Published February 1, 2024
If asked a few years ago about ‘geofencing’ as a digital targeting tactic, my tone conveyed more of a warning, perhaps a suggestion or two that might help manage client expectations and help a client understand where potential – and sometimes predictable – hurdles and general issues should be taken into consideration. I’d not have suggested it, with few exceptions, including a client demanding that we simply “run geofencing”. Sometimes a client just wants what they want; if they’re happy, I suppose we are, too.
Today though, I find the suggestion of ‘geofencing’ to be a thorn in my side. Ardent demand to run the tactic can feel combative, the idea going against every facet of what I see as common sense and logic. We’re ad geeks though, we’ve had the experience to know better. I can’t blame an unsuspecting business owner for being attracted to a sales pitch about drawing lines on a map to target “your competitors’ customers”, or using dwell time overlays to target competing stores with recruiting ads to poach staff members. I rehearse that devil’s advocate thought regularly, so as to steer clear of what might be an insulting response to the suggestion, given my true opinion on the topic.
Some would read this while nodding, maybe smiling or cringing while reliving the sometimes ridiculous amount of discussion that’s required to bring a client to a full understanding of what they’re speaking to. Some might have no idea what I’m talking about, maybe some even hang their hats on geofencing right now. For those folks, especially if you run geofencing through one very large “DSP” in particular (no names here, but it’s simple to figure out), take a look at your campaign settings to truly understand what is included in your targeting. I’ve found one client’s campaigns to often be targeting “everyone, every device, inside this radius” when they were sold “addressable geofencing”.
Beyond any malicious mistakes or oversight, take a look at which ad sizes are garnering spend. Is 90% of your ad spend running through 320×50 in-app placements? Take a look at GA4 Sessions compared to ad clicks, you might find about 50% of those clicks don’t record a site session, as I have in the past. Of the clicks that do make it to a fully loaded web page, I bet your bounce rate is in the mid-90’s, Session Duration hovering below 0:05. Of the people who you target with ads because they’ve been seen in a geofenced location, how many are employees, delivery drivers, postal workers, and other people that just happen to be walking by? Are your conversions capturing those people, like the Fedex and UPS drivers that visit every nearby business, then “convert” when they visit your client’s (having seen an ad in the meantime)? Good money also says that 98% of your in-store conversions (the mention of which always entices a retail store owner) are post-view, those people having never clicked on any of your ads. I picture someone registering a conversion as an in-store visit, simply because an ad displayed on his phone the night before while his daughter was using it to play solitaire on the way to grandma’s house for dinner. That’s not far fetched.

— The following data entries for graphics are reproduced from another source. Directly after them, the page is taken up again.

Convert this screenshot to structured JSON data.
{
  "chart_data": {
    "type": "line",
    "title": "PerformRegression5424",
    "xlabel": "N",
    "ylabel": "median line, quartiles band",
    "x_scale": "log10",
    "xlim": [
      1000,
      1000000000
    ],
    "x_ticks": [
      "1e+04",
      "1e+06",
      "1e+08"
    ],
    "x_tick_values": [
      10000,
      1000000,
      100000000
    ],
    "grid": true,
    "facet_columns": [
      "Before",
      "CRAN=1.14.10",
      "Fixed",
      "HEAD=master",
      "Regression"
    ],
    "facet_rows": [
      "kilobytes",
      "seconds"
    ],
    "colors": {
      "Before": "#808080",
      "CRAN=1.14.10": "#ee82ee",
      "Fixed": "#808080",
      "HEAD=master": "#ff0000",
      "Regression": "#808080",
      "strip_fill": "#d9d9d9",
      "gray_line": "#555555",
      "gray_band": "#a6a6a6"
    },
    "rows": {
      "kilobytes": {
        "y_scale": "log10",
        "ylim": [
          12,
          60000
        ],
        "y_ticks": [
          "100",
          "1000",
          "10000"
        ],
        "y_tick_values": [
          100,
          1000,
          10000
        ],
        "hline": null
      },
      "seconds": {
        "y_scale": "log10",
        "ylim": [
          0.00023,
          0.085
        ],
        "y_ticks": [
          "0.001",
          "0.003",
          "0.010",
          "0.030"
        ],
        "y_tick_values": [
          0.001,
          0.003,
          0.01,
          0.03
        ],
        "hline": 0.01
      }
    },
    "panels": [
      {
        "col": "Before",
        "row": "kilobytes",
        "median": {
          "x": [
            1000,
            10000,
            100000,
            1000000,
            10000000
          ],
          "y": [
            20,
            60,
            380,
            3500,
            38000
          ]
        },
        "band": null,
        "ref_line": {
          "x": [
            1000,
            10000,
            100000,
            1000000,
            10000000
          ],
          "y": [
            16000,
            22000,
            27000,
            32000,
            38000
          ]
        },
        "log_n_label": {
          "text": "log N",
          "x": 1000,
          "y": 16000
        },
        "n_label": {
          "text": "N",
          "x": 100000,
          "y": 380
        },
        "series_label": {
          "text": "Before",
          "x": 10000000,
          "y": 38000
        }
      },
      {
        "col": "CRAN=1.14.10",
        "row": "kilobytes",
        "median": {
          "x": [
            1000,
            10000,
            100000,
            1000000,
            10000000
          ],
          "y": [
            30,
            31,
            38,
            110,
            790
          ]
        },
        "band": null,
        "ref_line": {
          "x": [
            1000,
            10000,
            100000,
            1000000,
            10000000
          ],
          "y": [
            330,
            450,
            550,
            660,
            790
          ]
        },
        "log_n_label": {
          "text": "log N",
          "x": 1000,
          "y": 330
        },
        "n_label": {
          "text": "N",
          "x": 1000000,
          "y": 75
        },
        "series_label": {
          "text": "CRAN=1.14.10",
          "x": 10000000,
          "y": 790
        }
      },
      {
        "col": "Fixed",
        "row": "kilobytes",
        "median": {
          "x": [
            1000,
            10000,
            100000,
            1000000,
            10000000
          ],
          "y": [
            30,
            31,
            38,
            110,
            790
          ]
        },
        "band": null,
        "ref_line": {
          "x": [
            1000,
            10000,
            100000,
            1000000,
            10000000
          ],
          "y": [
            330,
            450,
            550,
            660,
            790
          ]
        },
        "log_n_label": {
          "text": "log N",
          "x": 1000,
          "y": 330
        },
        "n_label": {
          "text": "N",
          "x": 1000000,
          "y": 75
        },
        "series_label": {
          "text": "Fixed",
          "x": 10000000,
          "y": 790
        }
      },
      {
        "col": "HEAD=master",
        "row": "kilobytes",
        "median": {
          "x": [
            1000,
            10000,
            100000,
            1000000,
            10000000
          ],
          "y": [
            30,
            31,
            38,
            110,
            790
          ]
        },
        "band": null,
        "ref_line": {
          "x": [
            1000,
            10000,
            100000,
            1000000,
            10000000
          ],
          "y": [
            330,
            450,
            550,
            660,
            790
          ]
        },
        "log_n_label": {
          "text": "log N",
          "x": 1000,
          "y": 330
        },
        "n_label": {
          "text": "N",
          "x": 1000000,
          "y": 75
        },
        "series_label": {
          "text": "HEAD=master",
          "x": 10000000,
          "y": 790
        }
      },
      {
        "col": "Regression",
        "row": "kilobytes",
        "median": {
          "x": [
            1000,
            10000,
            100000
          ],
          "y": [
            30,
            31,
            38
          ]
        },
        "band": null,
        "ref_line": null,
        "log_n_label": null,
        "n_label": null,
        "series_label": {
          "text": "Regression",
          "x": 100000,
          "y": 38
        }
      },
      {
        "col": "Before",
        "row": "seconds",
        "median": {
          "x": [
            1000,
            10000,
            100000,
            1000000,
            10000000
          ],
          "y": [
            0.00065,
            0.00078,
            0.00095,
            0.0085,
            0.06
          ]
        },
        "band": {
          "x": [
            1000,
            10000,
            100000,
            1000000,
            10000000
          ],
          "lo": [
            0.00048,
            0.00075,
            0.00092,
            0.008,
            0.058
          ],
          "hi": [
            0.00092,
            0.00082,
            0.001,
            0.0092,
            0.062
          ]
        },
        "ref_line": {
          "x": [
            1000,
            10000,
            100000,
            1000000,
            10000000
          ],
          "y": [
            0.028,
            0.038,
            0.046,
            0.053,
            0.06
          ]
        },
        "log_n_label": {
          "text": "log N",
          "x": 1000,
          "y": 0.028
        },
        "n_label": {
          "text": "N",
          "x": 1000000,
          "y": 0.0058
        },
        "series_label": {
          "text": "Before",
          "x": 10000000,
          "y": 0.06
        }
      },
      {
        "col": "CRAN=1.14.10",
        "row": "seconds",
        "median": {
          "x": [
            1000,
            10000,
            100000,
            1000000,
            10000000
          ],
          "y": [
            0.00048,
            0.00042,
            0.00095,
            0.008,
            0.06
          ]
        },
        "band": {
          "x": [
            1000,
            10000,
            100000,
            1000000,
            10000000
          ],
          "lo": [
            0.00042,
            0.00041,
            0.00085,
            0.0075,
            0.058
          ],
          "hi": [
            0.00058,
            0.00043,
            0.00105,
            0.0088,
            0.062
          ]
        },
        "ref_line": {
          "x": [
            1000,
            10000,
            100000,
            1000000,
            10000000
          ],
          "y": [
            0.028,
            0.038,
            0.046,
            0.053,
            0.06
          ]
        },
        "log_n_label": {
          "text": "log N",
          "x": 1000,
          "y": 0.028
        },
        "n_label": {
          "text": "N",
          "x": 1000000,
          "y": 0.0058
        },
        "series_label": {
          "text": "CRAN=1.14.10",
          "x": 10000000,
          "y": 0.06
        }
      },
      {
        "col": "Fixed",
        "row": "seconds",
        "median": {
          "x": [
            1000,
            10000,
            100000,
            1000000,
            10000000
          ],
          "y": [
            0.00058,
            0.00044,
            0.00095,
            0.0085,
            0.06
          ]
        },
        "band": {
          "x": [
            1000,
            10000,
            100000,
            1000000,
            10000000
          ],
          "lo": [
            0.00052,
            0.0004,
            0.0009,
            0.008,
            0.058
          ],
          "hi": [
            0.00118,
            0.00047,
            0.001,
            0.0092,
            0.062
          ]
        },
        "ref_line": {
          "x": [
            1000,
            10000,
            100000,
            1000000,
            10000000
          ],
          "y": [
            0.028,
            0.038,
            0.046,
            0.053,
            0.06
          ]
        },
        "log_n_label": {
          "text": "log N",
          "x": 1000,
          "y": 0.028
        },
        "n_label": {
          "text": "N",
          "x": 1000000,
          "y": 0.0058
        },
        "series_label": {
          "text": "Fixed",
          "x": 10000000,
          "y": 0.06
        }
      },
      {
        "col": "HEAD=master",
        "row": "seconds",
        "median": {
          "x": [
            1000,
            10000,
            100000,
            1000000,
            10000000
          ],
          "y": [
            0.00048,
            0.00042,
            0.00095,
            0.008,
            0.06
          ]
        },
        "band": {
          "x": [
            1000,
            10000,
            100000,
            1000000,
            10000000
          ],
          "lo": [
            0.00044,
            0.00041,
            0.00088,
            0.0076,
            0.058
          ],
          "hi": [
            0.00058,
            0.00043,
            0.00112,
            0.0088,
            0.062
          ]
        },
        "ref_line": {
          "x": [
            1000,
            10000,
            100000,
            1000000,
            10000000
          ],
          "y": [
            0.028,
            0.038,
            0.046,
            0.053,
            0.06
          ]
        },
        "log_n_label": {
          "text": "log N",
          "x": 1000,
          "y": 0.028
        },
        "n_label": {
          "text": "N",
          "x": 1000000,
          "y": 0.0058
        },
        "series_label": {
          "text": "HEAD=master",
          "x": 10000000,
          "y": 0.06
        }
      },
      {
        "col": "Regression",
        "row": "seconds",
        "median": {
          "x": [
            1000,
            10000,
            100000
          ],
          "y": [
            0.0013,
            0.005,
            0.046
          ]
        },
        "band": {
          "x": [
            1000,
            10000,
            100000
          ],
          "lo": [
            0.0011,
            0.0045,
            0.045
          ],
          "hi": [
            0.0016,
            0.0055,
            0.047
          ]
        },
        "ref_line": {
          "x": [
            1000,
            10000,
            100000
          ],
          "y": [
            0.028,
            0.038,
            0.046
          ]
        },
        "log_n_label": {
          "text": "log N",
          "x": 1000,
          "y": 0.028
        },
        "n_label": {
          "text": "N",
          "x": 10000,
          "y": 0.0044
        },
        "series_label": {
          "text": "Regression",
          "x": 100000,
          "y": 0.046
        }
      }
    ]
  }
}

Mobile, 320×50 placements can be great for reach at a low CPM, but be wary of games and particular app categories, if not apps all together. It’s another example of something that can look good on paper, but only if that paper is lacking the pertinent details which should be the focus. Know enough to look under the covers, enlist your own success tracking (not the claimed post-click conversion activity claimed by so many), and be discerning on behalf of your clients.